The British rider had finished second in Friday’s stage when Philipsen denied the rider known as the “Manx Missile” an outright record 35th Tour stage win. Cavendish equaled Eddy Merckx’s record of 34 wins on the 2021 Tour, 13 years after his first success. Cavendish, who has never won the Tour, unlike five-time champion Merckx, will retire at the end of the season.

Vingegaard spent the day well protected by his Jumbo-Visma teammates and kept his 25-second lead over two-time champion Tadej Pogacar in the general classification.
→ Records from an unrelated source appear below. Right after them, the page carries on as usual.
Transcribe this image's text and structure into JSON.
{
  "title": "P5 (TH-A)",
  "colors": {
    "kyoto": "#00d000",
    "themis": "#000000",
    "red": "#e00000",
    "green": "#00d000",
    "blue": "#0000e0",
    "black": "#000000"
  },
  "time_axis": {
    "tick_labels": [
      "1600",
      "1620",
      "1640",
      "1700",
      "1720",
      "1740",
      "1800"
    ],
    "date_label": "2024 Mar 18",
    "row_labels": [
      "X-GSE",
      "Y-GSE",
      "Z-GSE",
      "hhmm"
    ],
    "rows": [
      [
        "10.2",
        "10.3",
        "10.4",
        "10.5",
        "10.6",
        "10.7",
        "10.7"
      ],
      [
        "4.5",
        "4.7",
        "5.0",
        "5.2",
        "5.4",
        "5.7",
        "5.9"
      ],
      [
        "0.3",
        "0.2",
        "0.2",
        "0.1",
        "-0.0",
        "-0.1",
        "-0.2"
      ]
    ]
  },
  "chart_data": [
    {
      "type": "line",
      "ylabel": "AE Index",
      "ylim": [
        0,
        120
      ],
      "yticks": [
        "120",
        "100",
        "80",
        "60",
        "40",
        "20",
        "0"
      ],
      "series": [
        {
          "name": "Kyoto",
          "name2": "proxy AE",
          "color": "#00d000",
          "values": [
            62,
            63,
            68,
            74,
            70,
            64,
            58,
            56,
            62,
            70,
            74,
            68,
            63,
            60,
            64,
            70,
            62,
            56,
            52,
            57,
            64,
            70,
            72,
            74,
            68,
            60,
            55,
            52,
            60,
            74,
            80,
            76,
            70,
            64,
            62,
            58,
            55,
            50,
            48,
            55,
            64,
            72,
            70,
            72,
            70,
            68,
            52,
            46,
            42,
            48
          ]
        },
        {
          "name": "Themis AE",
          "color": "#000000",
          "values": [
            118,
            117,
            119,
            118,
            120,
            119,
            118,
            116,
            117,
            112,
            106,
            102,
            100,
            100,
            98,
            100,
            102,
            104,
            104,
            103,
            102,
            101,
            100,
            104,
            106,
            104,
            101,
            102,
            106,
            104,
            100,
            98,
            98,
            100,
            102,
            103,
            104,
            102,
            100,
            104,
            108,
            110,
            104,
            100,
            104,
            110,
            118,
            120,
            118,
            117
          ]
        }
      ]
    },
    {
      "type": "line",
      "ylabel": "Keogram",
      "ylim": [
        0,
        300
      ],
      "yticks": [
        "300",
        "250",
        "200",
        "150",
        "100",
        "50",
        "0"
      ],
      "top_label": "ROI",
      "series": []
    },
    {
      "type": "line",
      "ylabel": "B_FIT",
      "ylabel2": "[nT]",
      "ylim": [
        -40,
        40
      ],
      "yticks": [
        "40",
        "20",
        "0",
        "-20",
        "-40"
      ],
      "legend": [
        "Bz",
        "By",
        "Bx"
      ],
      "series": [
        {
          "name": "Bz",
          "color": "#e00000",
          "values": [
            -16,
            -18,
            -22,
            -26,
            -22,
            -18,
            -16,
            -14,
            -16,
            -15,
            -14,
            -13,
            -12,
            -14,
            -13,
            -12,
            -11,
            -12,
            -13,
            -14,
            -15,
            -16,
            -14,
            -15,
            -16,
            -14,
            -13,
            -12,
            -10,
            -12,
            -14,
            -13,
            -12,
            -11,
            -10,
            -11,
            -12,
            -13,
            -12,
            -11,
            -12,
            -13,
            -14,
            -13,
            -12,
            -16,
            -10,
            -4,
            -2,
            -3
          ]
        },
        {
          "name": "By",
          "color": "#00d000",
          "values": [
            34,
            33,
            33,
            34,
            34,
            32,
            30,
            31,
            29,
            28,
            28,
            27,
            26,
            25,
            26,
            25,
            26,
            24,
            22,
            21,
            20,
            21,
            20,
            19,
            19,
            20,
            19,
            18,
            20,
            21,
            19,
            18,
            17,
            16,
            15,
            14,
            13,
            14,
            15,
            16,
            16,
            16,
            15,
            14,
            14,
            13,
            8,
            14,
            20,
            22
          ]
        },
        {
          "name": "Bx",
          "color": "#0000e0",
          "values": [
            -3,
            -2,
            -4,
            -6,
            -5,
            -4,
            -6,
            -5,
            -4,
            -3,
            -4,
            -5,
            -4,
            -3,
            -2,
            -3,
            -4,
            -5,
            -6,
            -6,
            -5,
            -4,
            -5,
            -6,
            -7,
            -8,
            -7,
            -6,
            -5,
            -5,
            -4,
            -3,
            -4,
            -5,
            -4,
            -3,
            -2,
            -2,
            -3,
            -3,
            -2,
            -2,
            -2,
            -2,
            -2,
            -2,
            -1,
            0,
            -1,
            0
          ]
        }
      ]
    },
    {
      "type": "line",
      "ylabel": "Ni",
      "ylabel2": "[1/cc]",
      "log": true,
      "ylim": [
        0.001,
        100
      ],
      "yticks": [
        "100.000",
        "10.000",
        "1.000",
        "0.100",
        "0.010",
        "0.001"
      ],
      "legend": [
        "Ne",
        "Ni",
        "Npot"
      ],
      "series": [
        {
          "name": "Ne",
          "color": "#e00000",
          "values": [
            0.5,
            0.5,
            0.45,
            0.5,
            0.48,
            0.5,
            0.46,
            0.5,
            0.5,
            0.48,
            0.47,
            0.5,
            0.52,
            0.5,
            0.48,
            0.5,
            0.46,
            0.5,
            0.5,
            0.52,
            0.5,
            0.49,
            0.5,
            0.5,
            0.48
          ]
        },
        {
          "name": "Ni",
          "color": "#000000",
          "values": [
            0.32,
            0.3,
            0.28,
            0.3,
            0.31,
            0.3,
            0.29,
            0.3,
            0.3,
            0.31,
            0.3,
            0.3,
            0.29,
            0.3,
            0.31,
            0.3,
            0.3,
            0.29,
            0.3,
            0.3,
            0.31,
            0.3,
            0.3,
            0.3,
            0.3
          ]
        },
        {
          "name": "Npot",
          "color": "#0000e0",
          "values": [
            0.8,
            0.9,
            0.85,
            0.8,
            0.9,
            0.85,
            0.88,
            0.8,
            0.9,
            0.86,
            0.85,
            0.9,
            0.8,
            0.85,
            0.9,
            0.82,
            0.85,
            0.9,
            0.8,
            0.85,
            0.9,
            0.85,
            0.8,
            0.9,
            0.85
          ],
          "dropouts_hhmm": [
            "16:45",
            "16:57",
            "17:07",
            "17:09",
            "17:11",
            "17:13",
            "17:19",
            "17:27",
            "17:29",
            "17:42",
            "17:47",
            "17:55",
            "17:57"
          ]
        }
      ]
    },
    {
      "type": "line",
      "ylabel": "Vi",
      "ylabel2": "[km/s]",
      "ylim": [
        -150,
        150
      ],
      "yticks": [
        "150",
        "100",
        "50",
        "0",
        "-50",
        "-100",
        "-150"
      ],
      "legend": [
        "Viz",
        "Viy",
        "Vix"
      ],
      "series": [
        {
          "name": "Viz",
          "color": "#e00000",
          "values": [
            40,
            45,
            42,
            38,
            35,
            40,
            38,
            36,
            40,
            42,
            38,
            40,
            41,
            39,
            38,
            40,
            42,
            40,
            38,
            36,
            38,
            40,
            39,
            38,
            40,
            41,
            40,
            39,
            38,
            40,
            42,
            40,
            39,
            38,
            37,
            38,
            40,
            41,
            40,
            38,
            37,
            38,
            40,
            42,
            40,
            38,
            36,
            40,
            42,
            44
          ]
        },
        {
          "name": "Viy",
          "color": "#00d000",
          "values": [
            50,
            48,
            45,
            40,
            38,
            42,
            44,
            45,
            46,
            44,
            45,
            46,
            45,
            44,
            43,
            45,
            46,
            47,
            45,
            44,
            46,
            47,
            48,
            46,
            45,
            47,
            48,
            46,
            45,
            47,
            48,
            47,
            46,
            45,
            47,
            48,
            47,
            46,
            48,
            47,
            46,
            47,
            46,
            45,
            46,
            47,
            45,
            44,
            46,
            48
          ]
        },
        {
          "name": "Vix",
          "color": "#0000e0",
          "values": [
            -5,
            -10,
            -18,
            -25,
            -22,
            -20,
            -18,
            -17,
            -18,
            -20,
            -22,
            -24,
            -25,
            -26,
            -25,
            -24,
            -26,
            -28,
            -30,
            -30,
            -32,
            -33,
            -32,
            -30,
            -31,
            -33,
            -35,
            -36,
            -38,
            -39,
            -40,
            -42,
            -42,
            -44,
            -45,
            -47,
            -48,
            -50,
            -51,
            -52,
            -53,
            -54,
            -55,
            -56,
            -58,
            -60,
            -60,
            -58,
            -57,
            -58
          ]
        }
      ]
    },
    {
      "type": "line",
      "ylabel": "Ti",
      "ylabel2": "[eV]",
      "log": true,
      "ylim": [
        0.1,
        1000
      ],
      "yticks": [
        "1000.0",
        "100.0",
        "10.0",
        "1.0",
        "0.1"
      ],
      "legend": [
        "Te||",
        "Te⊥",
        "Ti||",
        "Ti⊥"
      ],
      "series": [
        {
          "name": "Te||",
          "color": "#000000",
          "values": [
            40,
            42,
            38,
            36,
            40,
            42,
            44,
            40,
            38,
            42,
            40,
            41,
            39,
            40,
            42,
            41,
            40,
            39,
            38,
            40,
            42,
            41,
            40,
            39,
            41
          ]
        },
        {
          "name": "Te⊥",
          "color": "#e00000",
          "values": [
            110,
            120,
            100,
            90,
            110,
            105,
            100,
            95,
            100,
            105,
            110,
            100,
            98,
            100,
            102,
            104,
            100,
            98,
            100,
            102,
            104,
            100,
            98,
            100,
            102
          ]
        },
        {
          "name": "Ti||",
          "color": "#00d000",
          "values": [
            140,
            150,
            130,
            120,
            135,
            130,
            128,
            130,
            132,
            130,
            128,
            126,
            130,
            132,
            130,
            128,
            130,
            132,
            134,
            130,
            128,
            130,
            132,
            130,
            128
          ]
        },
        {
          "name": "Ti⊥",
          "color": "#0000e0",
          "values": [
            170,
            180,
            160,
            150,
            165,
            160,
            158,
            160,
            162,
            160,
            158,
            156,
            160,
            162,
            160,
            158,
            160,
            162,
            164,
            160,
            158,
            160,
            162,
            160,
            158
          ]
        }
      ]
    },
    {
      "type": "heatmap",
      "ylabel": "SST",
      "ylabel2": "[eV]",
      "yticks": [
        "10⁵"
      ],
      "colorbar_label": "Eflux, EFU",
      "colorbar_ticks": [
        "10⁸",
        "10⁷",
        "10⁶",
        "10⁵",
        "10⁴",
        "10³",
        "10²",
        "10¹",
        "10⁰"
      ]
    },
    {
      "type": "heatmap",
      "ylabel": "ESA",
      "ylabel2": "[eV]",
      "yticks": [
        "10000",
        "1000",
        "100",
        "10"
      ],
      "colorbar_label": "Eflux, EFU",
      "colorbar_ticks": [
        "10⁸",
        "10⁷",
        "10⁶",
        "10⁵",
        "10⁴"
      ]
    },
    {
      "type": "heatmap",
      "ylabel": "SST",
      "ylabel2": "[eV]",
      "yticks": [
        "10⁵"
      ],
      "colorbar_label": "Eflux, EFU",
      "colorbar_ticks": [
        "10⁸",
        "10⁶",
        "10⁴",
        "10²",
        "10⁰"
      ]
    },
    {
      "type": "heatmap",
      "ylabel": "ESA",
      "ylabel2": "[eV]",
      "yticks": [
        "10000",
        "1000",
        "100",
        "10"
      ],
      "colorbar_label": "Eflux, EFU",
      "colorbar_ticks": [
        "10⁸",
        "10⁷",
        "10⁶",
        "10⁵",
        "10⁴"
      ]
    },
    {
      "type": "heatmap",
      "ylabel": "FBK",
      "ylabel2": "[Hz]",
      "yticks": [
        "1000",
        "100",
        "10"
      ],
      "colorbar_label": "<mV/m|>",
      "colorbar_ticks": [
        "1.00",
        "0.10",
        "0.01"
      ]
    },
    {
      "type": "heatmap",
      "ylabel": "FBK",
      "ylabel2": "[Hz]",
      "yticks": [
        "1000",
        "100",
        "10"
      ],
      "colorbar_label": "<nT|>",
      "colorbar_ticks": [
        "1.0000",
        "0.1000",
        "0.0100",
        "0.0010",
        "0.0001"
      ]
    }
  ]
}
Jai Hindley remained in third place, 1 minute, 34 seconds off the pace.

The pulsating duel between Pogacar and Vingegaard is expected to resume during Sunday’s ninth stage, which finishes with a spectacular climb to Puy-de-Dome, a famed volcanic crater in the Massif Central region of south-central France which last hosted a stage 35 years ago.

The mountain is part of the Tour lore and all cycling fans cherish the memorable duel to the summit between French rivals Jacques Anquetil and Raymond Poulidor back in 1964. Anquetil went on that year to become the first five-time Tour winner.

The first rest day follows in Clermont-Ferrand on July 10.

With many riders interested in making the most of the flat profile of the first half of Stage 8 to break away, there was a flurry of attacks immediately after race director Christian Prudhomme waved the flag signaling the start.

But the peloton rode at full speed and thwarted the moves.

Veteran Belgian all-rounder Tim Declercq, a powerful rider usually excelling in chasing breakaways for the Soudal Quick-Step team, finally managed to get away from the bunch after 20 kilometers (12.5 miles), accompanied by Frenchmen Anthony Delaplace and Anthony Turgis.

The sprinters’ teams were relieved to see the break limited to just three men, and finally slowed down to let them go.

The trio had a maximum lead of 4 minutes, 40 seconds and were ultimately reeled in during the finale after Vingegaard’s teammates stepped up the pace.